Single-family homes make up a significant portion of the rental market. But before investing in a property,
be aware of what awaits in the land of landlords
By Marilyn Melia Kennedy
CTW Features
Looking into being a landlord? No longer can homebuyers count on purchasing now and selling for a profit later.
Instead, buyers wanting to wring cash out of a home are eyeing an immediate payoff: rental income.
The foreclosure crisis has scared off or prevented thousands of families from owning a home. But the lure of a nice home and yard endures: According to the Urban Institute, there are nearly 15 million units of single-family housing units in the U.S., making up about 35 percent of rental housing units.
More folks looking to rent prompts more people to consider becoming landlords. “Investors of all types approached us to ‘teach’ them on how to become a successful real estate investor,” says Jim McClelland, president of MACK Companies in Tinley Park, Ill., which purchases rentals for investors.
“Being a landlord is more like running a small business than it is like investing in stocks,” says G. Scott Haislet, a Lafayette, Calif., an accountant by trade who also owns rental properties. “With a stock, you spend some time before investing doing research, but then you don’t have to do much but watch it.
“Even if you use a management company, you’re going to spend time being a landlord … the management company will call to ask if you want to make certain repairs, for instance,” Haislet says.
Here, the rental basics a potential landlord should know:
It costs more to invest
Don’t dream about collecting rent unless you already have healthy cash reserves. Seeking a mortgage for a property you intend to rent typically requires a 25-percent down payment, explains Brian Siebert, past president of the Michigan Mortgage Professionals Association.
Lenders also may want six months of mortgage payments in reserve when the purchase is closed.
Property insurers view rentals as riskier, so expect to pay about a 25 percent more for coverage than on a traditional homeowner’s policy, says Chris Hackett of the Property Casualty Insurers Association of America.
Profitability depends on the property
Selecting the right property isn’t as much a personal decision as a business analysis: What are the comparable rents?

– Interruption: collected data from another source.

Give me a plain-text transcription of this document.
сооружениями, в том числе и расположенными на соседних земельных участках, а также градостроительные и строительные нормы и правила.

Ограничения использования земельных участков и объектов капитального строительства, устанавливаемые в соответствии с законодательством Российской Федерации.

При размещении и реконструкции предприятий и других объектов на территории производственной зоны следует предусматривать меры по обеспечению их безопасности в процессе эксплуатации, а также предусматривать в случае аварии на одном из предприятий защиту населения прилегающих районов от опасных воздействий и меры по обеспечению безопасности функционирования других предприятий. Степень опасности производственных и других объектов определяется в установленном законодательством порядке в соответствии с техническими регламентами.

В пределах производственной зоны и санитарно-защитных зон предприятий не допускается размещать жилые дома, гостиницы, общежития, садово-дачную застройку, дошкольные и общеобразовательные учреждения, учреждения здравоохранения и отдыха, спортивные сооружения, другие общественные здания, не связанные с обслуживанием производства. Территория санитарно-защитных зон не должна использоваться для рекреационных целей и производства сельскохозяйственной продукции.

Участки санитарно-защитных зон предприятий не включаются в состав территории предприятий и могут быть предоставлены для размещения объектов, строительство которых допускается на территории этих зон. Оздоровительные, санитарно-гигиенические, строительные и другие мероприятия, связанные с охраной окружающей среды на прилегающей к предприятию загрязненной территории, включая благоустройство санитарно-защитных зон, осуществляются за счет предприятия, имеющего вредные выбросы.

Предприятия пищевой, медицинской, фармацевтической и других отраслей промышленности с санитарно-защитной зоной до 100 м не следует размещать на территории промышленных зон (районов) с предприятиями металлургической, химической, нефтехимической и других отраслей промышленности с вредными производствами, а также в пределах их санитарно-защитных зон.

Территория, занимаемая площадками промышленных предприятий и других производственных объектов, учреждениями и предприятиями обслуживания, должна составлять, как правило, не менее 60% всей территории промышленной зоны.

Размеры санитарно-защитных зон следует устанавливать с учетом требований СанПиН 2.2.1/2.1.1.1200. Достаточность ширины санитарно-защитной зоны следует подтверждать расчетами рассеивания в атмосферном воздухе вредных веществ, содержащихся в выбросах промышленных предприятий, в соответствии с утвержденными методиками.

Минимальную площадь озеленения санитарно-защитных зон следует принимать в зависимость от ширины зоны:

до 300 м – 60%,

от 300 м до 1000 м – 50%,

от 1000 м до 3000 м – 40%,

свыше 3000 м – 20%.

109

How about vacancy rates?
While would-be landlords may be drawn to the many attractively priced single-family homes, a house may not be the best choice, says Robert Boyer of the real estate investment site FinestExpert.com, which scores specific addresses for their investment potential. A duplex might rent each side for $700, while a single-family home of the same square footage of both duplexes could rent for just $1,200, he says. “It’s easier to rent multi-family units because the rent charges are cheaper.”
Don’t forget about taxes
If landlords didn’t realize they were getting into a business, they will when they file their income taxes. You’ll probably be filing Form 1040 Schedule E, Haislet says, whereby you can take a host of deductions to minimize taxable rental income.
Knowing all the possible deductions, such as depreciation on the building structure, and backing them up with records is something that “people who do it themselves get wrong a lot,” Haislet says.